Short-term, the NIH budget and funding for basic research, which includes translational medicine grants, are both expected to double during the next 10 years. This funding will be good for CROs working with the emerging biotechs spawned from universities. For example, there has already been a tremendous increase in grants to universities working on therapeutic targets, particularly those involving Homeland Security (e.g., anthrax vaccines) and antiviral agents. As monies to academic institutions increase, Technology Transfer and Commercialization groups within these universities will grow, which will be good for CROs equipped with the capability and expertise to ensure these projects meet their milestones.

On the downside, small CROs should look out for changes in small business legislation-small business taxes and employee health insurance costs may increase under this administration. These increases could adversely affect profitability and thus the success of a small CRO. On the other hand, pro small-business legislation may positively impact small and mid-size CROs. Increases in amount of capital written off have already given many CROs additional equity. The industry is hoping Obama will simplify and make permanent the research tax credit, providing an incentive for businesses to invest in R&D.

Despite the financial crunch and a drop in early-stage research, a new report conducted by Business Insights states that the global CRO market is expected to grow 14% per year during the next three years, making contract research a $35 billion industry by 2013.

As the world economy emerges from this dark period and as the demand for new medicines continues, pharma should emerge as one of the market’s strongest performers.
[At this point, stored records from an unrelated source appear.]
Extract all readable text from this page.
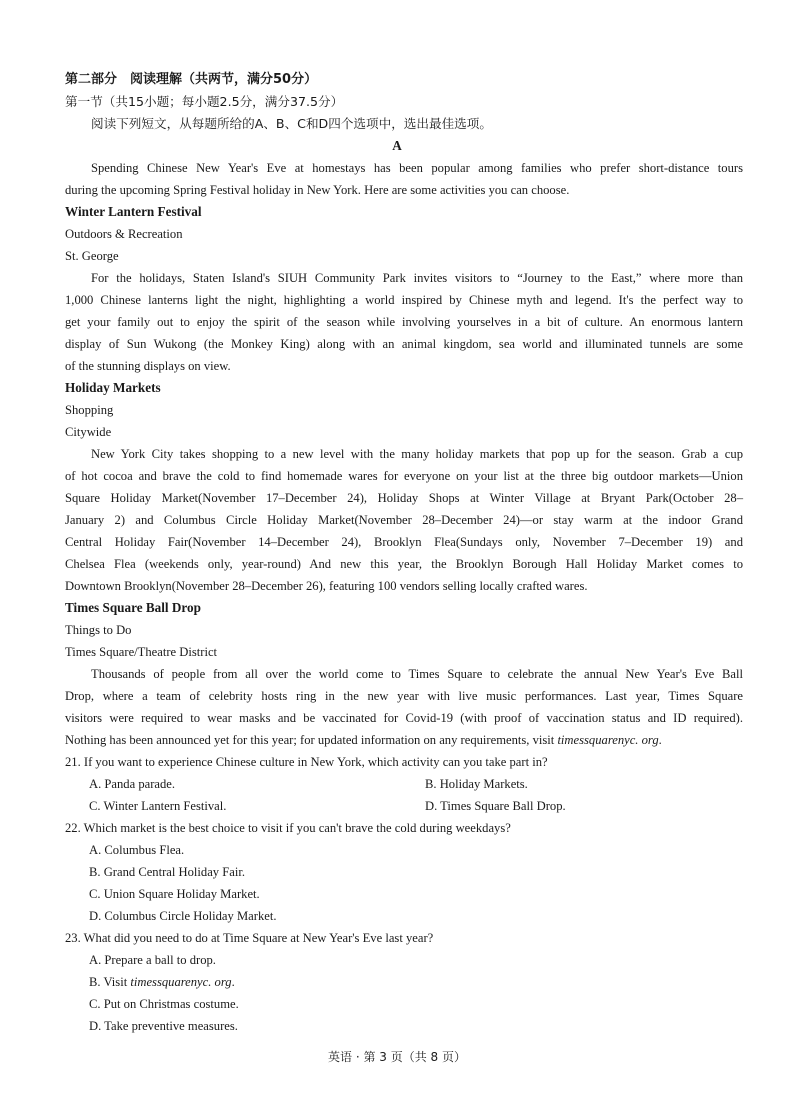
第二部分　阅读理解（共两节，满分50分）
第一节（共15小题；每小题2.5分，满分37.5分）
阅读下列短文，从每题所给的A、B、C和D四个选项中，选出最佳选项。
A
Spending Chinese New Year's Eve at homestays has been popular among families who prefer short-distance tours
during the upcoming Spring Festival holiday in New York. Here are some activities you can choose.
Winter Lantern Festival
Outdoors & Recreation
St. George
For the holidays, Staten Island's SIUH Community Park invites visitors to “Journey to the East,” where more than
1,000 Chinese lanterns light the night, highlighting a world inspired by Chinese myth and legend. It's the perfect way to
get your family out to enjoy the spirit of the season while involving yourselves in a bit of culture. An enormous lantern
display of Sun Wukong (the Monkey King) along with an animal kingdom, sea world and illuminated tunnels are some
of the stunning displays on view.
Holiday Markets
Shopping
Citywide
New York City takes shopping to a new level with the many holiday markets that pop up for the season. Grab a cup
of hot cocoa and brave the cold to find homemade wares for everyone on your list at the three big outdoor markets—Union
Square Holiday Market(November 17–December 24), Holiday Shops at Winter Village at Bryant Park(October 28–
January 2) and Columbus Circle Holiday Market(November 28–December 24)—or stay warm at the indoor Grand
Central Holiday Fair(November 14–December 24), Brooklyn Flea(Sundays only, November 7–December 19) and
Chelsea Flea (weekends only, year-round) And new this year, the Brooklyn Borough Hall Holiday Market comes to
Downtown Brooklyn(November 28–December 26), featuring 100 vendors selling locally crafted wares.
Times Square Ball Drop
Things to Do
Times Square/Theatre District
Thousands of people from all over the world come to Times Square to celebrate the annual New Year's Eve Ball
Drop, where a team of celebrity hosts ring in the new year with live music performances. Last year, Times Square
visitors were required to wear masks and be vaccinated for Covid-19 (with proof of vaccination status and ID required).
Nothing has been announced yet for this year; for updated information on any requirements, visit timessquarenyc. org.
21. If you want to experience Chinese culture in New York, which activity can you take part in?
A. Panda parade.	B. Holiday Markets.
C. Winter Lantern Festival.	D. Times Square Ball Drop.
22. Which market is the best choice to visit if you can't brave the cold during weekdays?
A. Columbus Flea.
B. Grand Central Holiday Fair.
C. Union Square Holiday Market.
D. Columbus Circle Holiday Market.
23. What did you need to do at Time Square at New Year's Eve last year?
A. Prepare a ball to drop.
B. Visit timessquarenyc. org.
C. Put on Christmas costume.
D. Take preventive measures.
英语 · 第 3 页（共 8 页）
The CROs with strong performance records, solid financing and established specialty capabilities will be the survivors in the coming months. Those too exposed to commodity services and unable to obtain preferred vendor status or strategic alliances due to experience and scale of services may be more at risk for failure.

Michael Schlosser, Ph.D. is founder and president of Midwest BioResearch, LLC, a WIL Research Company.